Existiu na Grécia entre 401 e 399 a.C. na cidade de Atenas, um homem que se tornaria um grande historiador do seu tempo, filho de Grilo, chamava-se Xenofonte, tinha um amigo um pouco mais novo que ele chamado Próxeno. Diz a história que Xenofonte gostava muito de cavalos. Amava-os tanto que chegaria a criar um tratado sobre a arte de criar e domesticar equinos. A metodologia, conhecida pelo não uso de violência, procurava ganhar a simpatia do animal. Carinhosamente concebida como cochichar ao ouvido do cavalo. A outra paixão de Xenofonte era por sua terra natal, tanto que seu mais importante escrito intitulado Anábase, fala de uma expedição ou marcha através do país. Muito provavelmente daí tenha originado-se o termo Xenofobia, medo irracional, aversão ou profunda antipatia em relação aos estrangeiros ou forasteiros.
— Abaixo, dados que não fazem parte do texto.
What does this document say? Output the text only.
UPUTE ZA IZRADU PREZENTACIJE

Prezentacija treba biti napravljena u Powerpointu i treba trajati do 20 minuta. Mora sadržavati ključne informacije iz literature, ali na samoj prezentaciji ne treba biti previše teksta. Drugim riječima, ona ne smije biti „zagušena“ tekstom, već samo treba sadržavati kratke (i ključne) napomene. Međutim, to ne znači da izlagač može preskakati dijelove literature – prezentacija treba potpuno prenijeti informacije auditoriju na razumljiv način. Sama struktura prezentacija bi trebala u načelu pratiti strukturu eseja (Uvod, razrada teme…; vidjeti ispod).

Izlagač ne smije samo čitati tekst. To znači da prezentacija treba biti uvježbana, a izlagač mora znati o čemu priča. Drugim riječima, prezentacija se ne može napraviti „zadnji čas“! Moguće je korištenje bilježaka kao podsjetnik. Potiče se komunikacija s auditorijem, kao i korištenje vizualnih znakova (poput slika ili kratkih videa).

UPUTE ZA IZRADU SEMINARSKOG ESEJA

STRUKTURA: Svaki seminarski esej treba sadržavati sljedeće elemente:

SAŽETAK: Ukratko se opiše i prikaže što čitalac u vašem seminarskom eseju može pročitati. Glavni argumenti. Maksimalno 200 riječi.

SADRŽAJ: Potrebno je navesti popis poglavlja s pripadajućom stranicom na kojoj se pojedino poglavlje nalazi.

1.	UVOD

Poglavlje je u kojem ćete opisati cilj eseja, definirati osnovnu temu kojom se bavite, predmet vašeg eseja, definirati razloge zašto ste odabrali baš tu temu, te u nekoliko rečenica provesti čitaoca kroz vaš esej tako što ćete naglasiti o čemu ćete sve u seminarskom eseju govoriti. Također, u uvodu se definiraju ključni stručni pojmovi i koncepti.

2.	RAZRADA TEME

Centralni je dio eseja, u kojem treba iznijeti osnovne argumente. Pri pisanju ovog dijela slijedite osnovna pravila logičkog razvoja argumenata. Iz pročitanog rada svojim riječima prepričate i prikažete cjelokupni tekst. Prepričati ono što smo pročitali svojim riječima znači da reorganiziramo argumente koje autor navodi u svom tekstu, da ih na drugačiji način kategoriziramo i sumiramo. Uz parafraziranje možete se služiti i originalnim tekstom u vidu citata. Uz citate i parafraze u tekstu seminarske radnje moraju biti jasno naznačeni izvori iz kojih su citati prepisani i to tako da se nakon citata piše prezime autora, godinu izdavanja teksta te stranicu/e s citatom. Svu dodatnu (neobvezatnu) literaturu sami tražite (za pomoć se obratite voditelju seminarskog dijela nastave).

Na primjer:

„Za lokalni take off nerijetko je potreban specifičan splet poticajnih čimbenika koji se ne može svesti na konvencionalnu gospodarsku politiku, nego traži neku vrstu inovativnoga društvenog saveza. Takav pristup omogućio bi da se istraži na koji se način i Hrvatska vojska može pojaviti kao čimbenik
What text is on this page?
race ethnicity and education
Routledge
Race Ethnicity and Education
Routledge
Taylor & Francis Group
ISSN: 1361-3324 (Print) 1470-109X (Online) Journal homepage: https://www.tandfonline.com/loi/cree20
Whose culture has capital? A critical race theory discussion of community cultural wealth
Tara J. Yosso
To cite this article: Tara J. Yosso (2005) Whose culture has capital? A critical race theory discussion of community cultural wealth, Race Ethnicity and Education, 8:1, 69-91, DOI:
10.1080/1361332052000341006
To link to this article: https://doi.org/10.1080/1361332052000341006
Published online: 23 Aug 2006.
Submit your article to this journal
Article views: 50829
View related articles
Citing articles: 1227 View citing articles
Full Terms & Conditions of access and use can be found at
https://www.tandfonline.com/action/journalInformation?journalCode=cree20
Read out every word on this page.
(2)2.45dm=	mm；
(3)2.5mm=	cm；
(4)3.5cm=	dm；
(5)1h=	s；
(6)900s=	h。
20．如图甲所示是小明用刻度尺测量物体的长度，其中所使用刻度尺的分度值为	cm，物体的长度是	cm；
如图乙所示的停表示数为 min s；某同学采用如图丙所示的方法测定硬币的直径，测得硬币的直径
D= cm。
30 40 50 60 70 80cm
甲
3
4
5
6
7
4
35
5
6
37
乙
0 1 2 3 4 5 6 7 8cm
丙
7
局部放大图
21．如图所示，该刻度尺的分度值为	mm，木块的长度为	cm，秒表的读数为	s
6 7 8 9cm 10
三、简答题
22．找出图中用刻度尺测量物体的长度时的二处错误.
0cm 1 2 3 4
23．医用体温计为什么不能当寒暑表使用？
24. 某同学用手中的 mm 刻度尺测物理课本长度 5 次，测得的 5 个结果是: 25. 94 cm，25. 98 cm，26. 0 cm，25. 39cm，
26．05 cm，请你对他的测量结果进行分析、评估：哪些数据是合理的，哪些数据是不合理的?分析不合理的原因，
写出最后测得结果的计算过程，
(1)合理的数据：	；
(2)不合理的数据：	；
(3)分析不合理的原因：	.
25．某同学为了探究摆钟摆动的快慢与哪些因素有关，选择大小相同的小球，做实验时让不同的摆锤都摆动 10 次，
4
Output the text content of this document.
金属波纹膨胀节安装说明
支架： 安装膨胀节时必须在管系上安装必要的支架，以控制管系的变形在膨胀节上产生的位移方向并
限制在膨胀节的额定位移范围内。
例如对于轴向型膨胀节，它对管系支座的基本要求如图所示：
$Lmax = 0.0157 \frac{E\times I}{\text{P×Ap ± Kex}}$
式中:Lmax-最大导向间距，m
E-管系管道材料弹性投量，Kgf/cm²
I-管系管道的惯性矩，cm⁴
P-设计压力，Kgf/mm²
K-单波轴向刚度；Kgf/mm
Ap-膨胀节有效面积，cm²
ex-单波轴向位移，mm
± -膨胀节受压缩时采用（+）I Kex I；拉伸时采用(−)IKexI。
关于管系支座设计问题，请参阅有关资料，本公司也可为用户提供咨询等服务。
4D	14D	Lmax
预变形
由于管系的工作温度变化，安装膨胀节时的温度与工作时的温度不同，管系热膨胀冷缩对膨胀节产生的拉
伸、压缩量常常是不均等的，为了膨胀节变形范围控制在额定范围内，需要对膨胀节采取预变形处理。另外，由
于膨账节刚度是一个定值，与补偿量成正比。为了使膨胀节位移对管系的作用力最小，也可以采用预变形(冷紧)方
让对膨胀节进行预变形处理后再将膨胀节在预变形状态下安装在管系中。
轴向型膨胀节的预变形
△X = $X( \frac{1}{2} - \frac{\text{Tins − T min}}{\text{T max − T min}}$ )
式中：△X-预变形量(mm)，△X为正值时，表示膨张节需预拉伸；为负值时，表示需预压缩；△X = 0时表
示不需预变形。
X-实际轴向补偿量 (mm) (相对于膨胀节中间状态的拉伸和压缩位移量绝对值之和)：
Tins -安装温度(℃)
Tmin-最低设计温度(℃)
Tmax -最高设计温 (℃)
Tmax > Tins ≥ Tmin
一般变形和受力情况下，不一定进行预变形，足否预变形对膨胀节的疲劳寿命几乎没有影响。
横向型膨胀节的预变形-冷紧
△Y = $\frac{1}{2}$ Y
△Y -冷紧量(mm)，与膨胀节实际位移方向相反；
Próxeno soldado e mercenário, contemporâneo e amigo de Xenofonte. Ambos lutaram na guerra de Peloponeso. Faziam parte da caravana chamada de “Os Dez Mil”. Ao se verem em território hostil, próximo ao coração da Mesopotâmia, longe dos mares e sem líder. Elegeram o próprio Xenofonte como líder. Combateram contra persas, armênios e curdos. Verdadeiro legado de escritos sobre o caráter verdadeiro de um homem nossos heróis deixaram pra posteridade. Naquela época o estado já havia sido governado por uma sequência maléfica de aristocráticos chamados de Trinta Tiranos. Próxeno tinha sua paixão declarada por armas de combate, espaldeiras, gorjeiras, espadas, lanças.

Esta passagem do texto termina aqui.